Something to consider for HIMSS22 or other conferences that limit attendance to vaccinated people. Require exhibitors sign a form that they won’t have after-hours events unless they are held in venues that are closed off to the general public (in Orlando, unlike Las Vegas, I believe that HIMSS controls the entire hotels). Arrange some kind of dining options that don’t require exiting the vaccination bubble — discounted room service, outside food delivery with conference rooms for group eating to scratch the socializing itch, or ballroom-type food service accessible only by badge — and include bar service. Leave the bubble if you want, but you aren’t required to given provided options. Feeding attendees in the exhibit hall like an extended happy hour would be a win-win with exhibitors. Basically to keep live conferences from becoming superspreader events and thus risking cancellation, you have to control more than just the meeting rooms and give your attendees easy ways to avoid people who are unmasked and possibly unvaccinated. And perhaps give them an easy way to take a COVID test before they return to work. News item: RSNA just announced that it will require vaccination and masks.

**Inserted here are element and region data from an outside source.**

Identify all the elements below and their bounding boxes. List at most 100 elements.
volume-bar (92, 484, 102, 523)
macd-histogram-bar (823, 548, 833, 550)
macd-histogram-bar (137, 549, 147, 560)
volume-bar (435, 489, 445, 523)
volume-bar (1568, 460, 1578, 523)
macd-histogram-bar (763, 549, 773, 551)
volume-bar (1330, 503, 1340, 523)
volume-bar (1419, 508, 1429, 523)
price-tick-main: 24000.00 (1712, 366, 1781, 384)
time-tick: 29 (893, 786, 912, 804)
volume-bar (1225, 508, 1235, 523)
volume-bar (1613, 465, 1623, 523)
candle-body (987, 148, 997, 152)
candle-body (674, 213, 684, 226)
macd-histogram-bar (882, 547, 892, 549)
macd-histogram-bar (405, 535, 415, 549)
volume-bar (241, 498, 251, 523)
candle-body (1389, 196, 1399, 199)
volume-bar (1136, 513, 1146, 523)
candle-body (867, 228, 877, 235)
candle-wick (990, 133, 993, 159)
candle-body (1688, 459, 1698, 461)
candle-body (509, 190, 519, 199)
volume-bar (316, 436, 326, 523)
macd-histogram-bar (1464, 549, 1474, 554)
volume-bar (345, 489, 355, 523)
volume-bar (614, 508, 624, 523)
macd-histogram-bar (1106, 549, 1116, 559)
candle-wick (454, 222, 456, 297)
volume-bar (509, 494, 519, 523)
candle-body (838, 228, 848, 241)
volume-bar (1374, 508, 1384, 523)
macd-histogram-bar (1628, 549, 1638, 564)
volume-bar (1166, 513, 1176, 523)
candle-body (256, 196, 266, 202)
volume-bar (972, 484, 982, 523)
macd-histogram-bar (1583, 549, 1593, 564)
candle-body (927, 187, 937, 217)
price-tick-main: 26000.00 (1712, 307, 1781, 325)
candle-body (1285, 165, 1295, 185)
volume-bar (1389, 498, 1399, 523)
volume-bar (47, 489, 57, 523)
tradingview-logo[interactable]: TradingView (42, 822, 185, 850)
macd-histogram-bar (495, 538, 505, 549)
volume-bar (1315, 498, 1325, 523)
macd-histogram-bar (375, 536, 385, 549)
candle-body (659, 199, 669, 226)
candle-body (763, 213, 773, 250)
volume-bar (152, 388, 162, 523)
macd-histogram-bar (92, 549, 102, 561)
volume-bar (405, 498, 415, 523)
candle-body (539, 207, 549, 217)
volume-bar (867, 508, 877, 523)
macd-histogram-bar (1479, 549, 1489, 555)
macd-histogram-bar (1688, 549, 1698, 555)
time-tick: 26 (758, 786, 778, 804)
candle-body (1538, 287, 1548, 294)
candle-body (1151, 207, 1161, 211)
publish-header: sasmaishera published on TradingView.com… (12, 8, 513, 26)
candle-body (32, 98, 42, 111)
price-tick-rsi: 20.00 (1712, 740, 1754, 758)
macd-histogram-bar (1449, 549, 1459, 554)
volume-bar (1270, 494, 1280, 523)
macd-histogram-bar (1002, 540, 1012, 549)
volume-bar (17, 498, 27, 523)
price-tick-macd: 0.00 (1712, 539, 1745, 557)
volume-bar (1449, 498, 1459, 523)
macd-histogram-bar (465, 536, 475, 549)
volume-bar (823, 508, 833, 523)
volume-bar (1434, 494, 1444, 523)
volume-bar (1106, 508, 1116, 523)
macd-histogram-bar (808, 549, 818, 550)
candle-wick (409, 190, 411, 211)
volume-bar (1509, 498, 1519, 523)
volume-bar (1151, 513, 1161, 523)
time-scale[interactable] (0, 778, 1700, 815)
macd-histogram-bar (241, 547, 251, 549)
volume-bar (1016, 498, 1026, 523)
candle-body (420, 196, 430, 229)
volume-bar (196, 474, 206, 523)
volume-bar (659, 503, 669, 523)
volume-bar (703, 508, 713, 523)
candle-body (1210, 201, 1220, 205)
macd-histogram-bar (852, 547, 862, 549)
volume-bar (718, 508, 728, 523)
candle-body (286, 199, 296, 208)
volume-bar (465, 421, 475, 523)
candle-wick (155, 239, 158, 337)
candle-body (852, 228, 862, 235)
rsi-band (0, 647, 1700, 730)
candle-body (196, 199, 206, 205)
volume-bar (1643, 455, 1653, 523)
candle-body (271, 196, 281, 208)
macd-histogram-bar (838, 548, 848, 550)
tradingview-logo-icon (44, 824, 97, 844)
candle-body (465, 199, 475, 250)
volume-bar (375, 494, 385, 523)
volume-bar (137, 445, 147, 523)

A couple of companies ask Lorre to stop by to say hello and she wants me to give a shout-out specifically to Nordic, who welcomed her like a queen when she dropped by wearing her now-vintage HIStalk tee shirt. Nordic has been a longtime supporter and several of its executives rushed over to chat and make her feel welcome.
I got an overview of Telemedicine 911, which allow telemedicine providers whose patient experiences an emergency during their session (like a heart attack or stroke) to get in direct connection with the patient’s 911 emergency services dispatcher and send details or patient background. The nurse practitioner who was working in the booth said she once had a patient say they intended to harm themselves during a telehealth visit, she asked the patient if it was OK if she sent some help, and she got in direct contact with the 911 team in the patient’s local area so they could respond.

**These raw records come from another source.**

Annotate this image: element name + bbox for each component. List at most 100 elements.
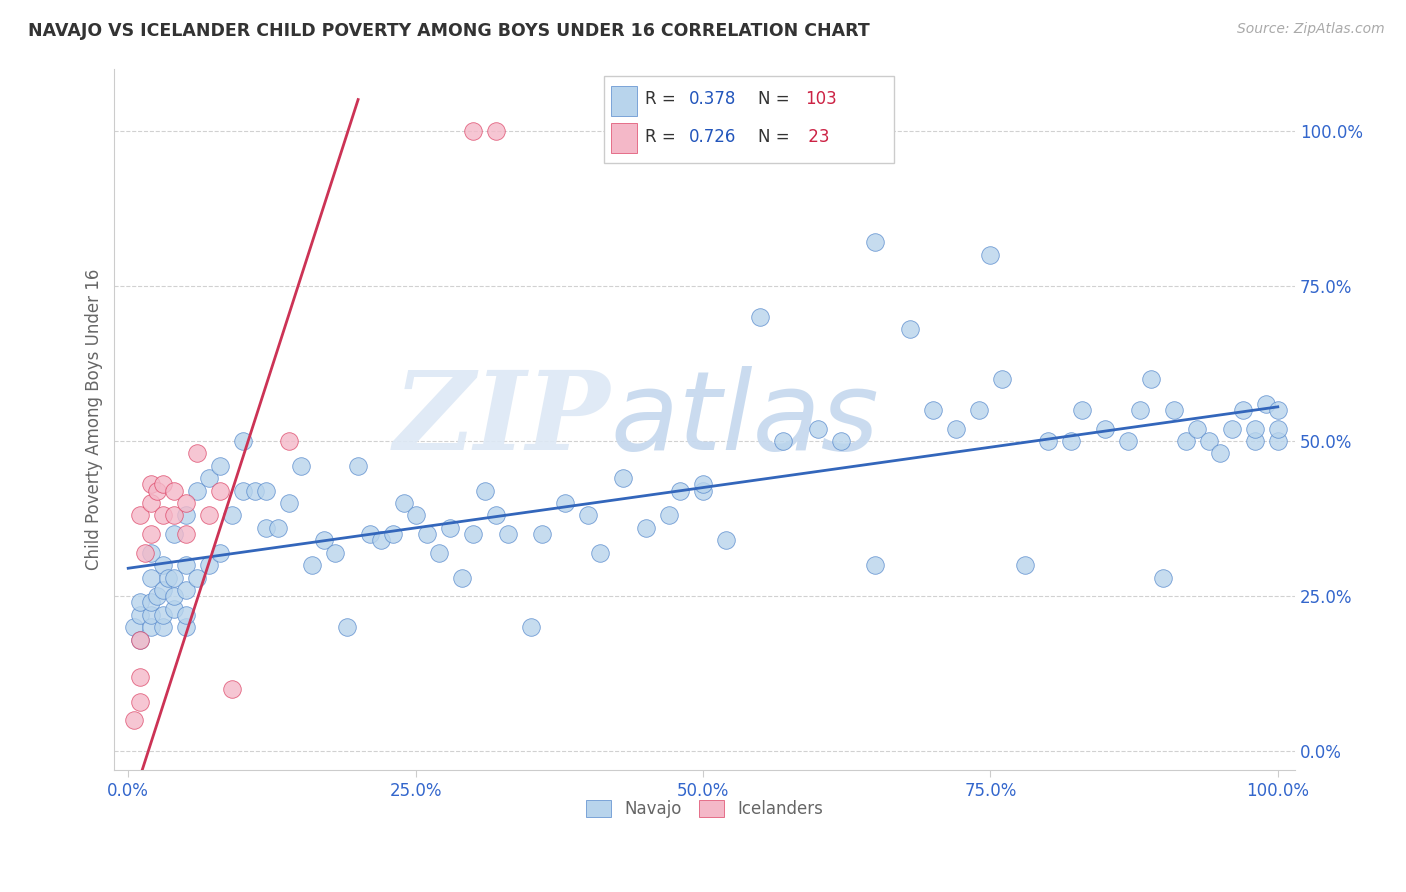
Text: N =: N =	[758, 128, 794, 145]
Point	[197, 558, 219, 573]
Point	[141, 595, 163, 609]
Point	[1129, 403, 1152, 417]
Point	[243, 483, 266, 498]
Point	[186, 483, 208, 498]
Point	[197, 508, 219, 523]
Point	[278, 434, 301, 448]
Point	[266, 521, 288, 535]
Point	[174, 558, 197, 573]
Point	[134, 546, 156, 560]
Point	[152, 558, 174, 573]
Text: 0.726: 0.726	[689, 128, 737, 145]
Point	[830, 434, 852, 448]
Point	[174, 607, 197, 622]
Point	[427, 546, 450, 560]
Point	[128, 670, 150, 684]
Point	[301, 558, 323, 573]
Point	[519, 620, 541, 634]
Point	[692, 483, 714, 498]
Point	[174, 620, 197, 634]
Point	[1174, 434, 1197, 448]
Point	[209, 458, 232, 473]
Text: 23: 23	[803, 128, 830, 145]
Point	[922, 403, 945, 417]
Point	[1267, 403, 1289, 417]
Point	[392, 496, 415, 510]
Point	[370, 533, 392, 548]
Point	[1187, 421, 1209, 435]
Point	[1163, 403, 1185, 417]
Point	[163, 508, 186, 523]
Y-axis label: Child Poverty Among Boys Under 16: Child Poverty Among Boys Under 16	[86, 268, 103, 570]
Point	[749, 310, 772, 324]
Point	[1060, 434, 1083, 448]
Legend: Navajo, Icelanders: Navajo, Icelanders	[579, 793, 830, 825]
Point	[405, 508, 427, 523]
Point	[461, 123, 484, 137]
Point	[209, 483, 232, 498]
Point	[254, 521, 277, 535]
Point	[141, 496, 163, 510]
Point	[807, 421, 830, 435]
Text: 0.378: 0.378	[689, 90, 737, 108]
Point	[450, 570, 472, 584]
Point	[474, 483, 496, 498]
Point	[323, 546, 346, 560]
Point	[485, 508, 508, 523]
Text: Source: ZipAtlas.com: Source: ZipAtlas.com	[1237, 22, 1385, 37]
Point	[122, 620, 145, 634]
Point	[634, 521, 657, 535]
Point	[865, 235, 887, 250]
Point	[531, 527, 554, 541]
Point	[152, 508, 174, 523]
Point	[967, 403, 990, 417]
Point	[141, 546, 163, 560]
Point	[163, 570, 186, 584]
Point	[141, 607, 163, 622]
Point	[1140, 372, 1163, 386]
Point	[232, 434, 254, 448]
Point	[174, 508, 197, 523]
Point	[588, 546, 610, 560]
Point	[865, 558, 887, 573]
Point	[128, 607, 150, 622]
Point	[347, 458, 370, 473]
Point	[312, 533, 335, 548]
Point	[1152, 570, 1174, 584]
Point	[1256, 397, 1278, 411]
Point	[163, 527, 186, 541]
Point	[416, 527, 439, 541]
Point	[381, 527, 404, 541]
Point	[221, 682, 243, 697]
Point	[128, 632, 150, 647]
Text: ZIP: ZIP	[394, 366, 610, 473]
Text: 103: 103	[806, 90, 837, 108]
Point	[152, 607, 174, 622]
Point	[152, 620, 174, 634]
Point	[163, 483, 186, 498]
Text: R =: R =	[644, 90, 681, 108]
Point	[1232, 403, 1254, 417]
Point	[197, 471, 219, 485]
Point	[714, 533, 737, 548]
Point	[232, 483, 254, 498]
Point	[496, 527, 519, 541]
Point	[1220, 421, 1243, 435]
Point	[221, 508, 243, 523]
Point	[1071, 403, 1094, 417]
Point	[657, 508, 679, 523]
Point	[157, 570, 180, 584]
Point	[461, 527, 484, 541]
Point	[254, 483, 277, 498]
Point	[290, 458, 312, 473]
Point	[163, 589, 186, 603]
Point	[485, 123, 508, 137]
Text: R =: R =	[644, 128, 681, 145]
Point	[772, 434, 794, 448]
Point	[1014, 558, 1036, 573]
Point	[163, 601, 186, 615]
Point	[152, 582, 174, 597]
Point	[141, 620, 163, 634]
Point	[1198, 434, 1220, 448]
Point	[576, 508, 599, 523]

The folks at PORTL got in touch after I mentioned that their hologram technology was interesting, but nobody would explain it in the booth of its partner Avaya. They offered a private showing that I declined, but here’s a video of how University of Central Florida’s medical school is using it to allow students to diagnose 3D patients. The technology has been used for the Emmys red carpet and for musical performances.
I’ll be back to normal posting this weekend, where I’ll ask for feedback about both versions of HIMSS21. HIMSS22 is just seven months away.